Why Watch the Screen When Commodity Trading
I first have to qualify it all depends on one’s time frame. If you want to be a day trader you would have to sit in front of a screen all day and make countless decisions. As well in my 17 years of trading I have never allocated to a day trader nor have found one. I am sure they exist but I try to lessen the complications in my life & feel this is a very hard task.
My time frame is daily. With that said, I download my data approx 5am since I am overseas at times and put it into my platform. The orders are generated with stops and possible new entries. I compare them to my broker and make sure we are 100% insync. After this, I can say I am done. I do not need to sit and watch the markets go up or down. Doing so is just a time wasting event. I can admit it was interesting in the beginning however I learned from reading Ed Seykota that he enters his orders and then engages in other activities. I also have had conversations with David Druz and he balances his life with yoga & surfing. This is a complete quality of life. In my less mature beginnings I would be addicted to watch the screen. I would get excited if I was long whatever commodity or currency and it was going up or vice versa.
However over the years I learned that not one trade means anything, not one month or even one year means anything.
It is the summation!
It is the compounding of money over time.
It is a combining of those rare trades that exceed expectation over many ..many years and compounding money. All along the way I will have countless trades that do not work (lose money) and experience draw downs that are not fun but all in all markets eventually trend & I have put myself in the position to catch these trends & benefit. Eventually new equity peaks are hit and then followed with more draw downs. The key is to manage your risk. I do not risk more than approx 1% on average so I can have many loses and still (hopefully) survive. You never know in trading, but I put the odds in my favor. I take low risk bets and put myself in a position to catch trends when & if they start. Trend following has to be one of the easiest yet hardest things to do.
Robust trading ideas need to simple in order to trade all markets and time frames. Some people think if it is not complicated enough it will not work. It is just the opposite. Break out ideas to moving averages are not rocket science. The key is to combine ideas and commodity trading advisors in order to “try” to smooth it all out. Commodity trading is not easy nor applicable to all. Many people should never consider trend following or commodity trading. There will always be draw downs. There will always be long periods that nothing happens and profits are not generated & I can not nor anyone even think to guarantee when there will be profits. Your greatest draw down is always ahead of you not behind you.

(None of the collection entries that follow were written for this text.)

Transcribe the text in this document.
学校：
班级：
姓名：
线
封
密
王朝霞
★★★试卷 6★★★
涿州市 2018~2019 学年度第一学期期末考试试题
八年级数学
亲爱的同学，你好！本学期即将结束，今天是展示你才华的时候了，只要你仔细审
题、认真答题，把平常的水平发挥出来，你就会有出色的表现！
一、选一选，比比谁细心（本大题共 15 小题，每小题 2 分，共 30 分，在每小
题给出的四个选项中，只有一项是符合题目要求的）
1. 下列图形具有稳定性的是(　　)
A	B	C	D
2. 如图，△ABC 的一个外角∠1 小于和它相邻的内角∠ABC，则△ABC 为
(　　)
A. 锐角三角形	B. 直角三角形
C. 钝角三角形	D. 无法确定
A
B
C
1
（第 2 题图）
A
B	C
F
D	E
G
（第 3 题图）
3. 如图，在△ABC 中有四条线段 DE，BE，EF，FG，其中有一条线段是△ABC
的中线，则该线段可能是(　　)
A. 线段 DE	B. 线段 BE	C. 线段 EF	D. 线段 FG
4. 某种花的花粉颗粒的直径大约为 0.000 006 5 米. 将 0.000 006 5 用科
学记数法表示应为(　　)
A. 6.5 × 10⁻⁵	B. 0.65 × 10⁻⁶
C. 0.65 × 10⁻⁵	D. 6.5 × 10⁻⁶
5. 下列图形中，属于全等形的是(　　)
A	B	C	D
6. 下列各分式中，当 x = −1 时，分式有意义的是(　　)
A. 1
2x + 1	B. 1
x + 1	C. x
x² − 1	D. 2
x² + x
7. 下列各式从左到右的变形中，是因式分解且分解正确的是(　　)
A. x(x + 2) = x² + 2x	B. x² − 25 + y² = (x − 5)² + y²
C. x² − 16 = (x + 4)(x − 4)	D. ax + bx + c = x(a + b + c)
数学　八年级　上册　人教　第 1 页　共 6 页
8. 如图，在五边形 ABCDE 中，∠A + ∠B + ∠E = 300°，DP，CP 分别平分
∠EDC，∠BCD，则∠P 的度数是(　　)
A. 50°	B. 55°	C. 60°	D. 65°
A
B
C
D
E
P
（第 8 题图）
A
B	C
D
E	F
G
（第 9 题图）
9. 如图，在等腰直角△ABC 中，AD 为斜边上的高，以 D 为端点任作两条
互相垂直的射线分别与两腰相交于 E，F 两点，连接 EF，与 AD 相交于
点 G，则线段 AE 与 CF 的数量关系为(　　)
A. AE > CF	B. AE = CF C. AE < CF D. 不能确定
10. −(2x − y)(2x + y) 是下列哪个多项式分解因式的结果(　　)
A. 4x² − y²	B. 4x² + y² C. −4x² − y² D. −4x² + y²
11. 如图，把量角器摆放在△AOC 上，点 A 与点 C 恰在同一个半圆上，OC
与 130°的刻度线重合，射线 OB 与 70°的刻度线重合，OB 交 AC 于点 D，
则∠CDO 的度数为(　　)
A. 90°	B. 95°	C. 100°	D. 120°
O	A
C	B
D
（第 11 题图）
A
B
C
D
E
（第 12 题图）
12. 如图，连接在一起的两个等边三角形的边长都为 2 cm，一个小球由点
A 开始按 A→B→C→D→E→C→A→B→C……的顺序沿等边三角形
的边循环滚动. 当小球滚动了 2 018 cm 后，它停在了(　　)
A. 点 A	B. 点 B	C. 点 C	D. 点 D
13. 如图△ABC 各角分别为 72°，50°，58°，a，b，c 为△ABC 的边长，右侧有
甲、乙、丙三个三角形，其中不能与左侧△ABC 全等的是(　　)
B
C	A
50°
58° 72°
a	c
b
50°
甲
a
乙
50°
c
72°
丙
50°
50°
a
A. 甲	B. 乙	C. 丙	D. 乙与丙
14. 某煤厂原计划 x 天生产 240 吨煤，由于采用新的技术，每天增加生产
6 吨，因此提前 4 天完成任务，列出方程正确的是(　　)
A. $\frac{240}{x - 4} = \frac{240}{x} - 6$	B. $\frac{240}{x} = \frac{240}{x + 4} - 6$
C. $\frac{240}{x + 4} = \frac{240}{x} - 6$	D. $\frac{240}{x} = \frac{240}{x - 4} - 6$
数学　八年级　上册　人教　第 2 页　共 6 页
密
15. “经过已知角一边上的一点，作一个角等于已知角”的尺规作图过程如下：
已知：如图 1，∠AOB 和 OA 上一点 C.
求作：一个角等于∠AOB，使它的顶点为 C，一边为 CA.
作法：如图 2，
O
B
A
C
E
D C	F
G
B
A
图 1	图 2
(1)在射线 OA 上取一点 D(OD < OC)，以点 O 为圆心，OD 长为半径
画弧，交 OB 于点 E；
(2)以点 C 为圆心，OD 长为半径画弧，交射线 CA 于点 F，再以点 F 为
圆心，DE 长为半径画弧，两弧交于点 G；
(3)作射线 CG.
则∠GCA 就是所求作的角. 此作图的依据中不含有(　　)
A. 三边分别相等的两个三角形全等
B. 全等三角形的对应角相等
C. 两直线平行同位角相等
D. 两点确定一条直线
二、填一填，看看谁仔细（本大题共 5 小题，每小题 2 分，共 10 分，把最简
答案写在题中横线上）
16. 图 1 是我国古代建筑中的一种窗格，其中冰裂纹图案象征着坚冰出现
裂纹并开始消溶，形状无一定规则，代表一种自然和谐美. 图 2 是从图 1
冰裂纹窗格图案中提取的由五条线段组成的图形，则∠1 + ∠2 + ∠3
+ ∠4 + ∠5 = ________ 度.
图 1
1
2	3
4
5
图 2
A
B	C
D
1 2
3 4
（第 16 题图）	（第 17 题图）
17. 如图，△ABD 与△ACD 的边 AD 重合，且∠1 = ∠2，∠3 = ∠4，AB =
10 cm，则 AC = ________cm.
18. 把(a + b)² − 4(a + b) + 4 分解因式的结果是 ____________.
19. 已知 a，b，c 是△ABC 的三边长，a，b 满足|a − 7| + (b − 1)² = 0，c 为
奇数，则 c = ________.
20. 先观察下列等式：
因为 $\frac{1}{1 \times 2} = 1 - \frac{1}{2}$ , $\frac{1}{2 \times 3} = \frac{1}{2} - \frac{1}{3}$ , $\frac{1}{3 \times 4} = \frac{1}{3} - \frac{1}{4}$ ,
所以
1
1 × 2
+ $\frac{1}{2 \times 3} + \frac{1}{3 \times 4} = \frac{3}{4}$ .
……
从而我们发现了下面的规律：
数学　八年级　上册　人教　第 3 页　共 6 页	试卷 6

In order to hopefully succeed in this game one must temper expectation, be extremely patient, manage the risks constantly, be disciplined, follow the rules of their methodology if they are trading themselves, understand how the commodity trading advisor trades if they allocate and realize that if they can handle these then possibly trend following can be a lifetime strategy.
As well watch TV over watching the screen, it might be less aggravating.